Photography starts with seeing something interesting. Then we capture it with our cameras and either preserve it as a personal memory or share it with others. Anything is fair game when it is a personal memory. Sharing images can be casual, but more often than not it is to make an impression on others, either as an artistic statement, or possibly in a competition.
Digital capture is pretty straight forward and today’s cameras do a pretty good job of making a good image. Moving a good image to something better is where craft enters and the end game is your personal art.
Not many photographers had personal darkrooms, but far more work with their images in Lightroom, and quite a few in Photoshop. The photograph has become a more personal statement than ever for anyone who is more than a casual shooter. This means there are new skills to learn.
Those skills start at the camera. How you see in the first place and how you use composition and exposure to control your capture are the first steps in photographic creativity. Then comes either Lightroom or Camera Raw processing to move the capture to essentially a usable image. Much can be done there, but that is far from the end of the process.
Image refinement is similar to taking a sketch to a finished drawing or painting in that the basic idea is not enough. The image you present to others should not be a casual concept, but a polished statement of your vision. Getting from your first capture to the point where you can create this refinement can be a lifelong adventure.
That adventure should be a gratifying experience, but that does not mean it will be quick or easy. Anything worthwhile is a reward paid for with the joy of learning combined with the effort of acquiring new skills. If you learned a musical instrument at some time in your life you can relate the sour notes at the start to the unsophisticated images made with your first camera.

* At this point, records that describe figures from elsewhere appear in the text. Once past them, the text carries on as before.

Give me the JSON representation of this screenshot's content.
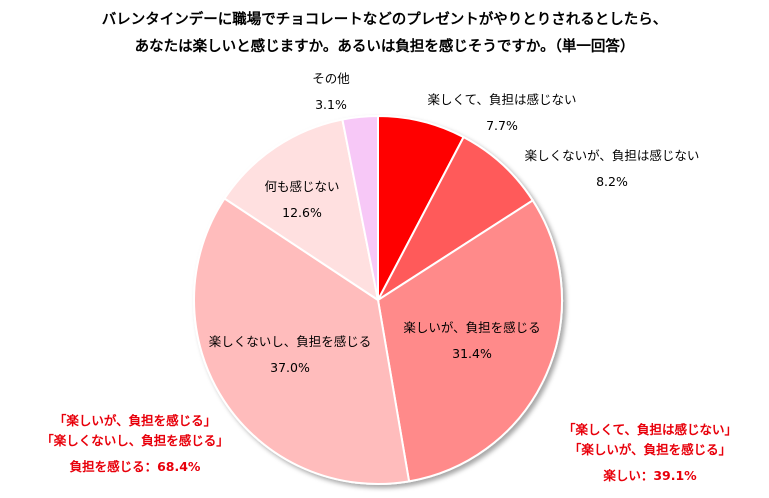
{
  "title_line1": "バレンタインデーに職場でチョコレートなどのプレゼントがやりとりされるとしたら、",
  "title_line2": "あなたは楽しいと感じますか。あるいは負担を感じそうですか。（単一回答）",
  "chart_data": {
    "type": "pie",
    "slices": [
      {
        "label": "楽しくて、負担は感じない",
        "value": 7.7,
        "value_label": "7.7%",
        "color": "#ff0000"
      },
      {
        "label": "楽しくないが、負担は感じない",
        "value": 8.2,
        "value_label": "8.2%",
        "color": "#ff5a5a"
      },
      {
        "label": "楽しいが、負担を感じる",
        "value": 31.4,
        "value_label": "31.4%",
        "color": "#ff8a8a"
      },
      {
        "label": "楽しくないし、負担を感じる",
        "value": 37.0,
        "value_label": "37.0%",
        "color": "#ffbcbc"
      },
      {
        "label": "何も感じない",
        "value": 12.6,
        "value_label": "12.6%",
        "color": "#ffe0e0"
      },
      {
        "label": "その他",
        "value": 3.1,
        "value_label": "3.1%",
        "color": "#f7c8f7"
      }
    ],
    "start_angle": "12 o'clock, clockwise"
  },
  "summary_left": {
    "line1": "「楽しいが、負担を感じる」",
    "line2": "「楽しくないし、負担を感じる」",
    "total": "負担を感じる：68.4%"
  },
  "summary_right": {
    "line1": "「楽しくて、負担は感じない」",
    "line2": "「楽しいが、負担を感じる」",
    "total": "楽しい：39.1%"
  }
}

We often just need someone to point out things in our efforts that could be done better, often in ways we didn’t even imagine. This is not a fault, it is simply the way we function and learn. We do not tend to automatically explore options. We need to be made aware. We need guidance. We need to be shown another way.
I will be offering a class at the Hershey Library on Saturday morning October 13th. Rather than the usual demonstrations of how I made a particular image or used a special technique, this will be a class where your images are the source material. How to better see possibilities than to have something you have captured turned into a finished image in a way you may not have envisioned. Your images will be taken through Lightroom and Photoshop to show you how they may be modified and enhanced.
The class starts at 9:30. Requirements for participation are that you bring at least three images on a jump drive, including brackets if available, and be willing to have your images used for demonstration. You will be given the final result as a psd on your drive so you can study what was done after the class.